To handle all of the required paperwork for the upcoming elections, Mackinac Island City Clerk Karen Lennard has designated a work area in her office.
"My election work is more serious than anything I do," said Mrs. Lennard. She carries absentee ballots in her backpack to accommodate residents who approach her on the street.
In the last election, Mackinac Island had 646 registered voters. Of those, Mrs. Lennard estimates she will have 200 absentee ballots for the special education millage election in November and approximately 300 for next year's Presidential election. Absentee ballot requests drop during the summer season, she said, with many voters returning to the Island.
The special education millage is sponsored by the Eastern Upper Peninsula Intermediate School District (ISD), which is seeking 0.75 mills in all E.U.P. school districts to raise $1.4 million over three years. The proposal was defeated throughout the Eastern Upper Peninsula last may, with Island voters rejecting it 133 to 104.
Under the ISD's distribution proposal, Island property owners would have contributed $130,697 to the program but the Island school would have received only $28,000 of that back.

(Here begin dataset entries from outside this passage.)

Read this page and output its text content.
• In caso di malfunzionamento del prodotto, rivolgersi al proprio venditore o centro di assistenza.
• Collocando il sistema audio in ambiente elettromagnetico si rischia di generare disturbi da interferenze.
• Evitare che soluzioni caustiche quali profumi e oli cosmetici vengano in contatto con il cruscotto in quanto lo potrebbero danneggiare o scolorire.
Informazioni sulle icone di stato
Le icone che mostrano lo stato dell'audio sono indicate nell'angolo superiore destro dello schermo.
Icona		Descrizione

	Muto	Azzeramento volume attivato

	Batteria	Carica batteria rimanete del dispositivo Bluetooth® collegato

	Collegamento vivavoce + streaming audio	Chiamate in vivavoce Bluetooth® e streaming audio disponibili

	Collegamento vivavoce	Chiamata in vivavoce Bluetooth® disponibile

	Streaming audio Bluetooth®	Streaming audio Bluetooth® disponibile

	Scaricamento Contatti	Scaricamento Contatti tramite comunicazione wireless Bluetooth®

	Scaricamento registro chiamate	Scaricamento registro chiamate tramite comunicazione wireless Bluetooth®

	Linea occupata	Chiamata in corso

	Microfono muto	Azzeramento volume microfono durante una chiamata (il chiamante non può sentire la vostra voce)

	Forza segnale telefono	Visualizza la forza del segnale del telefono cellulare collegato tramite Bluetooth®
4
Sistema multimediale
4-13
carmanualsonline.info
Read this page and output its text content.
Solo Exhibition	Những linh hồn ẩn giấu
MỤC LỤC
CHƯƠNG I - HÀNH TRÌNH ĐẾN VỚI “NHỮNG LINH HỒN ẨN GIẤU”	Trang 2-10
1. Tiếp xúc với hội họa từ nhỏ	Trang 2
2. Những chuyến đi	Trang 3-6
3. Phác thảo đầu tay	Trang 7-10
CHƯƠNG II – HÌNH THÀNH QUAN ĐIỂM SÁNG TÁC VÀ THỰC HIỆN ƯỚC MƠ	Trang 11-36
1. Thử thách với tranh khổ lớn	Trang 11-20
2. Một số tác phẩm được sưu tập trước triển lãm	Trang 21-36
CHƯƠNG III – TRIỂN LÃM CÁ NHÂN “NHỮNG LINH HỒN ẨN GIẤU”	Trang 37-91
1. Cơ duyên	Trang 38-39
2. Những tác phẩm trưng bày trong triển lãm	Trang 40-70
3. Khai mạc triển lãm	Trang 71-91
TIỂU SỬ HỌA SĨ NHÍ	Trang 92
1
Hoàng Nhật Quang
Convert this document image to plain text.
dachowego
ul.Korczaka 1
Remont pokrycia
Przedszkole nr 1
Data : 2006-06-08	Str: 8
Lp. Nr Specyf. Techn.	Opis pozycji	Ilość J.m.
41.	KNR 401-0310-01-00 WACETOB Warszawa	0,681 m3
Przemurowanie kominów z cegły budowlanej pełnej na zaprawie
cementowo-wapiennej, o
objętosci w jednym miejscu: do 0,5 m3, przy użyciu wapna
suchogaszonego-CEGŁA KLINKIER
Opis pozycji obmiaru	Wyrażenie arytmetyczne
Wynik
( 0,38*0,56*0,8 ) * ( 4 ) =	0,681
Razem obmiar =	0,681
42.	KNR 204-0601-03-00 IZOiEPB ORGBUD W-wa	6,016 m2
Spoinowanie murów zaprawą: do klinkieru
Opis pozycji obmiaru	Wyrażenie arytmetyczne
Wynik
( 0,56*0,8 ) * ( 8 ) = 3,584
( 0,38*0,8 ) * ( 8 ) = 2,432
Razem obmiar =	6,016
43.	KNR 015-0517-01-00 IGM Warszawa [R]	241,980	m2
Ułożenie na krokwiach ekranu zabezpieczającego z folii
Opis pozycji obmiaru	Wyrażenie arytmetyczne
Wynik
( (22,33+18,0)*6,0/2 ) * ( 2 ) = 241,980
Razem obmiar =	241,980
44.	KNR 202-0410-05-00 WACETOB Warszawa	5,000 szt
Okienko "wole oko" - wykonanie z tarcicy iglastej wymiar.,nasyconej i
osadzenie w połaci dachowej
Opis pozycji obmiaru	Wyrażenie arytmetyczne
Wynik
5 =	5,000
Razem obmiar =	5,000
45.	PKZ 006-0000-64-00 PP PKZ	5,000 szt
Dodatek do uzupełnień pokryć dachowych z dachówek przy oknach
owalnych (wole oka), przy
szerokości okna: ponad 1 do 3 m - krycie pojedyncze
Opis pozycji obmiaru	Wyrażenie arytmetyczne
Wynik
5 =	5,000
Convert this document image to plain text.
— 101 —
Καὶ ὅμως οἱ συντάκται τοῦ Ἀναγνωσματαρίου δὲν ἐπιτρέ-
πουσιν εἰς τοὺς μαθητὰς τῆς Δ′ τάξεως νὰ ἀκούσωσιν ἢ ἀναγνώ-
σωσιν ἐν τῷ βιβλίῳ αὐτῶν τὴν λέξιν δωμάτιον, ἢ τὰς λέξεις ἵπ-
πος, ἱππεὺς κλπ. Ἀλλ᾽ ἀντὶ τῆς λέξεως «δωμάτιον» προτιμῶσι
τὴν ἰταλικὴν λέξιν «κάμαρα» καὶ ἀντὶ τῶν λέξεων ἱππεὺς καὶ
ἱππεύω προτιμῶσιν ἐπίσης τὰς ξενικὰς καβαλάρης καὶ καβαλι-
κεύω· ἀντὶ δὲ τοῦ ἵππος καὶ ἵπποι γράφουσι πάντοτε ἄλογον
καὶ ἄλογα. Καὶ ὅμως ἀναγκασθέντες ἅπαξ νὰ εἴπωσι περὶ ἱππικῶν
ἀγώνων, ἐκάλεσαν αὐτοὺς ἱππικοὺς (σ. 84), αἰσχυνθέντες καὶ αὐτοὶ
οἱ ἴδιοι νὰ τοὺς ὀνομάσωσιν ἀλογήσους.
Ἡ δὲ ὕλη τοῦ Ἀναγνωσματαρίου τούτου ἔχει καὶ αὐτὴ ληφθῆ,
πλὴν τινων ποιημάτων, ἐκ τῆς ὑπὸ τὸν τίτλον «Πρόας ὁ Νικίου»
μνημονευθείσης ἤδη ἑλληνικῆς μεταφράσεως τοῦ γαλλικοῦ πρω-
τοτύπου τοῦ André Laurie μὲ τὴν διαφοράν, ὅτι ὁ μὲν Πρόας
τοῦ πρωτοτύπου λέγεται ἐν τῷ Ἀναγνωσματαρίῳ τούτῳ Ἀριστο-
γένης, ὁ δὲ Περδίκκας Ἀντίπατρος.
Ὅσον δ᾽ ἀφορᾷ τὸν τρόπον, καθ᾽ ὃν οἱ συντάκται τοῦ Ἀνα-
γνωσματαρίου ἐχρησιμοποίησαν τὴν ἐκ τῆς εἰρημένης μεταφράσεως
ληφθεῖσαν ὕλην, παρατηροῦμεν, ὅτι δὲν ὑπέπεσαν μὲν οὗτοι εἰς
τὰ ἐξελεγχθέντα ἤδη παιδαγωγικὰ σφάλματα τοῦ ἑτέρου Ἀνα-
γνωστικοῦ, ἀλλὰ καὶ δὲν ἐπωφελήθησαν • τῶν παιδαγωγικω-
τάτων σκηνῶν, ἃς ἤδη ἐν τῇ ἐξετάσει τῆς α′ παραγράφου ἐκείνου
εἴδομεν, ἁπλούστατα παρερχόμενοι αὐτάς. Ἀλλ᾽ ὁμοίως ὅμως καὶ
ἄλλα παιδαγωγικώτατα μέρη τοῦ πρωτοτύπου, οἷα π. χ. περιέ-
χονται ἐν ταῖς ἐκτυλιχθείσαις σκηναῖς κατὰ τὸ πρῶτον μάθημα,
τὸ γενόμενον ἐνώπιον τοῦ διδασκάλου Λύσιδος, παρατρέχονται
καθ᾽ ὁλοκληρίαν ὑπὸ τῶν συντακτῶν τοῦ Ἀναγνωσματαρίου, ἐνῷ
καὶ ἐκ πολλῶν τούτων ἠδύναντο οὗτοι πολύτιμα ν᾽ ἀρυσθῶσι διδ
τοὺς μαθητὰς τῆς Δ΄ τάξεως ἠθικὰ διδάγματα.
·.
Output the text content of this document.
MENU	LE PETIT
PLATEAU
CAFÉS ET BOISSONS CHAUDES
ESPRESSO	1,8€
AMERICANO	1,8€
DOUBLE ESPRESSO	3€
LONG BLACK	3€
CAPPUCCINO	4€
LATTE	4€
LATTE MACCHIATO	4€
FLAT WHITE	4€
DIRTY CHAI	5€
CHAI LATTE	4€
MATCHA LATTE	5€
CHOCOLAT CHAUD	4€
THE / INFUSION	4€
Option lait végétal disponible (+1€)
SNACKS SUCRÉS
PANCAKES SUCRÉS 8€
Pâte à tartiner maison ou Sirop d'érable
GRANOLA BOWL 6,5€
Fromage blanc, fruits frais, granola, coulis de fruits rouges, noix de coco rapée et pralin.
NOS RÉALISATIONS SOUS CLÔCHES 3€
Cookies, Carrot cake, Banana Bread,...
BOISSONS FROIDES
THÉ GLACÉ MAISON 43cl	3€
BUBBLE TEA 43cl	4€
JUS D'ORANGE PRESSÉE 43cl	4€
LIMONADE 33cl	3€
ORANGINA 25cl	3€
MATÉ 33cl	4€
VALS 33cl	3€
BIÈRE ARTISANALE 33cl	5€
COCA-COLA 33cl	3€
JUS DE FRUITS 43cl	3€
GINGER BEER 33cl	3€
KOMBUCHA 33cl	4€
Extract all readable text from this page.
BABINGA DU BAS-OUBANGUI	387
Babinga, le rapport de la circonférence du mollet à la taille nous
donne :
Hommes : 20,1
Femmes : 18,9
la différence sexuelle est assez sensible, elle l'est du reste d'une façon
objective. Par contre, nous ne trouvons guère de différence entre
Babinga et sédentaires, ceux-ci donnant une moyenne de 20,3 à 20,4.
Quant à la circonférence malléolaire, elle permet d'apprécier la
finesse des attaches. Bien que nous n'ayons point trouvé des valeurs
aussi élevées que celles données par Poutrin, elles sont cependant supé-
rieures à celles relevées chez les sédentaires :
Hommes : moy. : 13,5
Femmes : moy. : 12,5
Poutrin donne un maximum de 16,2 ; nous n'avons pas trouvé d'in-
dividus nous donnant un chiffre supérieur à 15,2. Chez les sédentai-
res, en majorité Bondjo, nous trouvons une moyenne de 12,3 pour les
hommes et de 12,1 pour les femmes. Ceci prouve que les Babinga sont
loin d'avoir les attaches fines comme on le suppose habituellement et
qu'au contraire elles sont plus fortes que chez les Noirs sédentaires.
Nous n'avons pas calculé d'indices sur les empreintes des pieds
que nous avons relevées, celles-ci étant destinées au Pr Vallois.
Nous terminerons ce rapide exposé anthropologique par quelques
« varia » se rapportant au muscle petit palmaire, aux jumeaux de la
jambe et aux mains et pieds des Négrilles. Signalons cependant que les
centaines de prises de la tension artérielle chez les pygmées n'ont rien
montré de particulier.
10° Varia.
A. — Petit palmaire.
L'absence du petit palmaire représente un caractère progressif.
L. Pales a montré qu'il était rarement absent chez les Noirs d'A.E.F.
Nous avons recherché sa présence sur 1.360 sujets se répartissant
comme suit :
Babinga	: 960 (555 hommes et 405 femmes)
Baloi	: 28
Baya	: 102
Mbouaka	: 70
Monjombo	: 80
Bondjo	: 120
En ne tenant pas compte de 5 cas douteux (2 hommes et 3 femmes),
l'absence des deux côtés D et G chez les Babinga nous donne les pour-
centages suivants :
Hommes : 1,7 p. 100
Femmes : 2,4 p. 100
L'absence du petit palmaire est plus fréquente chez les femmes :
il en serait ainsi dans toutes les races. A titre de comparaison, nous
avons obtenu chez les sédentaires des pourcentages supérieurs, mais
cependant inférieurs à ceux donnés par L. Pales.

If the proposal fails again in November, the ISD could ask voters to reconsider as early as February.
The ISD is paying for the November election costs, which include ballots and election staff in each district, but the City of Mackinac Island will pay for the other elections. It has budgeted enough to cover the January primary. For its new fiscal year beginning April 1, the city will need to budget for the three other 2008 elections. Each election, Mrs. Lennard said, costs the city about $2,000.